Des fabuleux hydravions Supermarine vainqueurs des Schneider Trophy de 1927, 1929 et 1931, Reginald Mitchell a extrapolé un chasseur qui ne correspondait pas aux exigences des programmes officiels. Son moteur est le Merlin, un nouveau 12-cylindres ultra-moderne de Rolls-Royce.
Le seul prototype fabriqué du Spitfire vole pour la première fois le 5 mars 1936, avec Joseph « Mutt » Summers à ses commandes. « Mutt » (cabot), car ce pilote a coutume d’uriner sur la queue de l’avion qu’il va tester… Par sécurité, explique-t-il : en cas d’accident, une vessie vide est préférable. Sans doute aussi en signe radical d’appropriation préalable…
En mai suivant, Summers atteint les 560 km/h en palier en convoyant le prototype vers l’Aeroplane & Armament Experimental Establishment de la Royal Air Force, où l’avion montre de telle supériorité que l’Air Ministery en lance sans délai une commande massive. Au total, 20.351 exemplaires sortiront de différents ateliers en 24 versions jusqu’en 1947. Des Mk IX biplaces d’entraînement serviront dans l’armée de l’Air irlandaise jusqu’en 1968. Apparu au printemps 1941 avec une nouvelle version du Merlin, le Mk IX a été le plus construit avec 5.665 exemplaires.
Le Merlin 12-cylindres restera quant à lui en production jusqu’en 1956. Plus de 168.000 exemplaires (les deux tiers en Grande-Bretagne, un tiers sous licence aux USA) sont sortis de différents ateliers. L’exemplaire du premier Spitfire développait jusqu’à 1.040 ch, les versions 130 jusqu’à 2.060 ch sur les De Havilland Hornet et les versions 620 destinés à l’aviation de ligne délivraient 1.175 ch en croisière pour 1.785 ch max. Les potentiels évolueront de 250 h pour les premières séries jusqu’à 800 h pour les ultimes versions civiles.

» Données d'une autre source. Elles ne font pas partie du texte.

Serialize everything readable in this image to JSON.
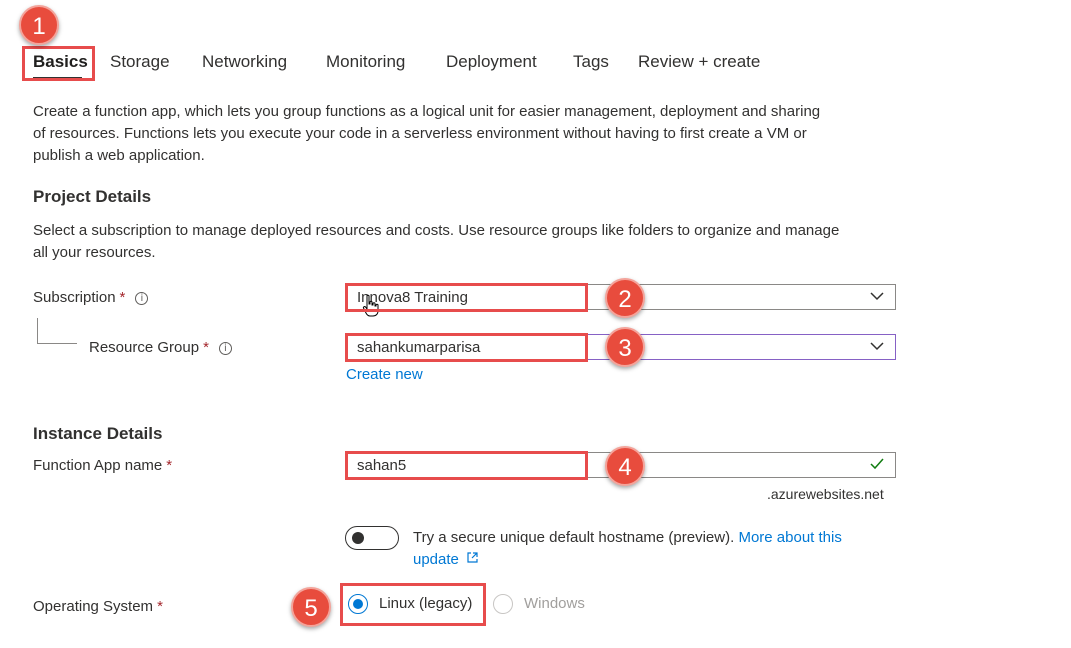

On peut établir la puissance spécifique moyenne des Merlin à près de 45 kW/l (à titre de comparaison, celle des actuels Lycoming est entre 25 et 30 kW/l). La consommation sur Spitfire IX, qui pouvait atteindre un pic de 149 gallons/h (677 l/h) en opération de combat, car son Merlin 66 de 1.315 ch max délivrait au besoin jusqu’à 1.730 ch durant 5 mn, pouvait être néanmoins limitée à un minimum de 30 gallons/h (136 l/h). Aux deux réservoirs standards (48+37=85 gallons) situés devant le cockpit permettant ainsi de franchir 700 km pouvaient être ajoutés des réservoirs arrières portant la capacité à 160 gallons, mais l’avion conservait un faible rayon d’action.
Ce talon d’Achille du Spitfire n’encourageait pas son utilisation pour un tour du monde, mais le projet exigeait ce symbole-là de l’attitude britannique face à l’agression qui ravageait le monde. « En démilitarisant l’avion, nous visons à souligner son intemporelle beauté. Avec ce Spitfire moins provocateur, dépouillé de son camouflage, nous espérons élargir la portée du projet et accéder plus facilement aux nations visitées« , font valoir ses pilotes Steve Brooks et Matt Jones.
Couvrir les 43.000 km du périple s’est donc révélé ardu. Surtout, sans doute, lors des survols maritimes glacés qui ont dû paraitre interminables aux équipages, en particulier lors du transit nord vers le Canada, avec Vagar-Reykjavik (803 km), Reykjavik-Kulusuk-Kanderlussuaq (733+629 km) couverts la même journée, et finalement Kanderlussuaq-Iqualuit (902 km).
Plus tard, le transit d’Alaska en Russie a relié Nome à Ugolny (802 km), avant qu’une urgence logistique oblige Ian Smith, pilote habituel du PC-12 d’assistance, à convoyer le Silver Spitfire sur la mer d’Okhotsk, sans accompagnement, de Russie au Japon en couvrant la même journée Nikolayevsk-Yuzhno Sakhalinsk-Sapporo (1088+461 km).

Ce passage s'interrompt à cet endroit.